This article recounts my experience running my first mountain race, a 30-k trail run in the Pikes Peak Ultra Series.
The first question I was asked when I said I was training for a mountain trail run was not why – most know I come from a family of running junkies – but how. In truth, my goal of running a race in which 3,500 feet of elevation are gained within nine miles of the 7,000-foot starting line may have seemed ambitious given the fact that my training ground was the flat paved paths in and around Boston. Although I was terrified of getting lost, being eaten by bears, and breaking my ankles during the race, the altitude itself didn’t thwart me from signing up. Why? Because I suffered exhaustion from the altitude so terribly as a child that as an adult, I almost feel immune.
My family started taking me to the Rocky Mountains for week-long vacations when I was two years old, and we continued the tradition until I moved away for college. This tradition began during my grandfather’s childhood when he visited Colorado for the first time with family. During this trip, he signed a “chippy promise” with his brothers by carving the face of a chipmunk into a smooth, palm-sized rock acquired from the trails – a gesture that denoted his dedication to return. A generation later, my mother sketched the same shape into a rock when her father brought her to visit one summer, and she took her commitment quite seriously, renewing a resolution each year to sing atop the rolling hills that ascend the mountains. I’m told that I also took the oath as a girl, and while I’m certain that I didn’t know the significance of doodling a smiling chipmunk on my jagged rock, I do know that the mountains have been permanently etched into my heart.

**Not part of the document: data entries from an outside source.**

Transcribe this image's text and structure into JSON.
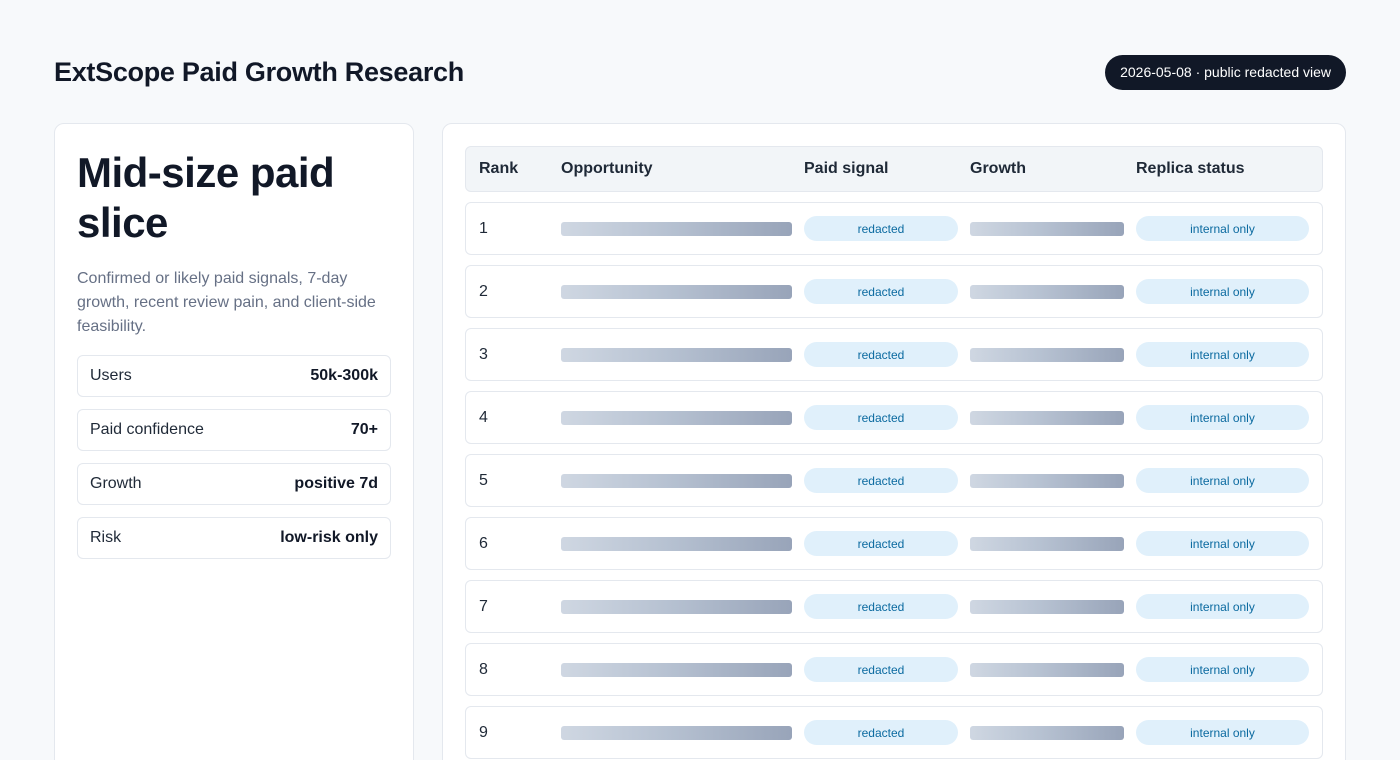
{
  "header": {
    "title": "ExtScope Paid Growth Research",
    "badge": "2026-05-08 · public redacted view"
  },
  "slice": {
    "title": "Mid-size paid slice",
    "description": "Confirmed or likely paid signals, 7-day growth, recent review pain, and client-side feasibility.",
    "metrics": [
      {
        "label": "Users",
        "value": "50k-300k"
      },
      {
        "label": "Paid confidence",
        "value": "70+"
      },
      {
        "label": "Growth",
        "value": "positive 7d"
      },
      {
        "label": "Risk",
        "value": "low-risk only"
      }
    ]
  },
  "table": {
    "columns": [
      "Rank",
      "Opportunity",
      "Paid signal",
      "Growth",
      "Replica status"
    ],
    "rows": [
      {
        "rank": "1",
        "paid": "redacted",
        "status": "internal only"
      },
      {
        "rank": "2",
        "paid": "redacted",
        "status": "internal only"
      },
      {
        "rank": "3",
        "paid": "redacted",
        "status": "internal only"
      },
      {
        "rank": "4",
        "paid": "redacted",
        "status": "internal only"
      },
      {
        "rank": "5",
        "paid": "redacted",
        "status": "internal only"
      },
      {
        "rank": "6",
        "paid": "redacted",
        "status": "internal only"
      },
      {
        "rank": "7",
        "paid": "redacted",
        "status": "internal only"
      },
      {
        "rank": "8",
        "paid": "redacted",
        "status": "internal only"
      },
      {
        "rank": "9",
        "paid": "redacted",
        "status": "internal only"
      }
    ]
  },
  "colors": {
    "badge_bg": "#111827",
    "pill_bg": "#e0f0fb",
    "pill_text": "#0b6aa0",
    "redaction_bar": "#a7b2c4"
  }
}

Making my “chippy promise” is not a memory that stands out from my childhood, but the extreme fatigue from our annual week of hiking certainly is. Imagine, my scrawny eight-year-old limbs brusquely transitioning from my sedentary sea-level schoolgirl days to the active life of a mountain hiker. I would pant ferociously to keep up with my mother’s runner’s stride, while my father caught fish at the base of the mountain. “Are we there yet?” was a question that took hours to answer in the affirmative, meanwhile my feet were blistering beyond the point of recognition in my rubber galoshes.
The mountains were where I learned the basics of survival: always carry a whistle, water, a granola bar, and a walkie talkie (yes, we had the old school handheld devices); watch out for loose pebbles and rocks under your feet or when using your hands to climb; flying down hills is okay, but when in doubt, walk (or slide down on your seat); never set your valuables next to a running stream; hold your hat with a death grip when you reach the peak of a mountain; and always run for your life to make it back down the mountain when you hear the rumble of afternoon thunder in the distance.
The mountains were my favorite playground and ultimate teacher. No wonder returning feels so natural as an adult. What else could possibly parallel the achievement of summiting a mountain on my own plebeian feet – to see the painted peaks and valleys that stretch for miles beyond the limits of my imagination; to breathe in the crisp, cool air tinted with sagebrush and snowy clouds; to feel the nearby sun kiss each inch of exposed skin; to hear the pattering of my feet on pebbles and the cool gush of streams amidst the uninterrupted silence that plays like a symphony in my periphery; to feel freedom – true freedom – blissfully isolated yet harmoniously interwoven into my environment.
Arriving back from the mountains after my first trail race was almost anticlimactic. Half a cliff bar still held in my hands, my bones intact, my hat still tethered to my pony tail, my legs heavy but with enough energy on reserve for a sprint finish – this was nothing like the feeling of being soaked in rain, chased by lightning, muddied up to my waist, stomping out the remnants of cow pies, and breathless to the point of collapse that I felt as a child. Like a kid being unstrapped from my first roller coaster ride, I ran to hug my mom after crossing the finish line, and screamed, “Can I do it again?” Undoubtedly, I’ll keep my chippy promise for years to come.